Bullish in Madrid | David Lidington, U.K.’s de facto deputy prime minister, said he’s confident a Brexit deal can be reached. “It is so obviously in the interests both of the United Kingdom and the EU-27,” Lidington told Bloomberg’s Charles Penty after a meeting with People’s Party leader Pablo Casado in Madrid.
A Gaffe That Matters | Foreign Secretary Jeremy Hunt’s speech comparing the EU to the Soviet Union at the Tory party conference on Sunday is still making the Europeans cross and has soured the mood in the talks. EU President Donald Tusk, a veteran of the struggle against Communism in Poland and long seen as an ally of the U.K., yesterday called the comment “as unwise as it is insulting.”
Preparing for Limbo | After months of listening to the U.K. warn about the risks posed by a no-deal Brexit, European Union financial regulators are now stepping up plans to avert a market meltdown. Daniele Nouy, the European Central Bank’s head of supervision, said the ECB is “ready to help ensure a smooth Brexit — no matter the outcome of the political negotiations.” And she’s not alone. The EU’s top markets cop called on Brussels to guarantee that the bloc’s banks don’t lose vital access to London’s clearinghouses in a disorderly divorce.
End of Austerity? | If the age of austerity in Britain is over, it may not feel like it for years, writes Bloomberg’s Andrew Atkinson. Just stopping the cuts means finding an extra 20 billion pounds ($26 billion) by the end of the current parliament in 2022. “Austerity as most people think of it ain’t over yet,” Resolution Foundation Director Torsten Bell says.
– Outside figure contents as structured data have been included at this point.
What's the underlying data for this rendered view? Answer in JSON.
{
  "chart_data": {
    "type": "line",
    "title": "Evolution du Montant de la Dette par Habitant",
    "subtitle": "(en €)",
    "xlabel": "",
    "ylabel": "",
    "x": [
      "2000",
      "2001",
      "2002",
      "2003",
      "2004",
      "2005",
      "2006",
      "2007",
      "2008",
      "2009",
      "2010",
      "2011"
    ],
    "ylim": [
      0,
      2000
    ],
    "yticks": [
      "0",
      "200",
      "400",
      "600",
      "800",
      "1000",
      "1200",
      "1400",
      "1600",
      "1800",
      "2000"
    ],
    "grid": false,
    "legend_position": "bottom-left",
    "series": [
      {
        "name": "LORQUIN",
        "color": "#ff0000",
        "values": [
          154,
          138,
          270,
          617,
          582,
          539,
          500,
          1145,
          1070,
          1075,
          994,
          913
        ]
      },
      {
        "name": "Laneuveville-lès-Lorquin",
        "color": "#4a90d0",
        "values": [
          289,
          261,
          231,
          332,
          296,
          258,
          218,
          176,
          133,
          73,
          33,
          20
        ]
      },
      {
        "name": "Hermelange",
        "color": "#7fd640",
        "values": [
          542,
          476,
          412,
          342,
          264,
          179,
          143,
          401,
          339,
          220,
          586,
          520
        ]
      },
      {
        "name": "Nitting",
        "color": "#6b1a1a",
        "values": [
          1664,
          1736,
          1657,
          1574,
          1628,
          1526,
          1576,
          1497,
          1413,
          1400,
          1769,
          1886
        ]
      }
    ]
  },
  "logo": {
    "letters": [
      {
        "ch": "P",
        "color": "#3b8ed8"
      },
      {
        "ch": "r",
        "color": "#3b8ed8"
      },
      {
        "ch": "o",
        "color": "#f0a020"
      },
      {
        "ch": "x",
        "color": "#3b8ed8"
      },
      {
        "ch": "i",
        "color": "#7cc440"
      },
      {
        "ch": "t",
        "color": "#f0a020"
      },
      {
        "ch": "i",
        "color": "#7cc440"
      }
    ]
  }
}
Russian Hacking | U.K. and Dutch authorities said officers from Russia’s GRU military intelligence agency tried to breach organizations that were looking into allegations of Russian wrongdoing, including the poisoning of a former Soviet double agent in the U.K. Labour Deputy Leader Tom Watson responded by calling for a full investigation into Russian involvement in the Brexit referendum campaign.
On the Markets | The pound rose yesterday on increased optimism that a deal will be done. In early trading this morning, sterling was barely changed at $1.3012.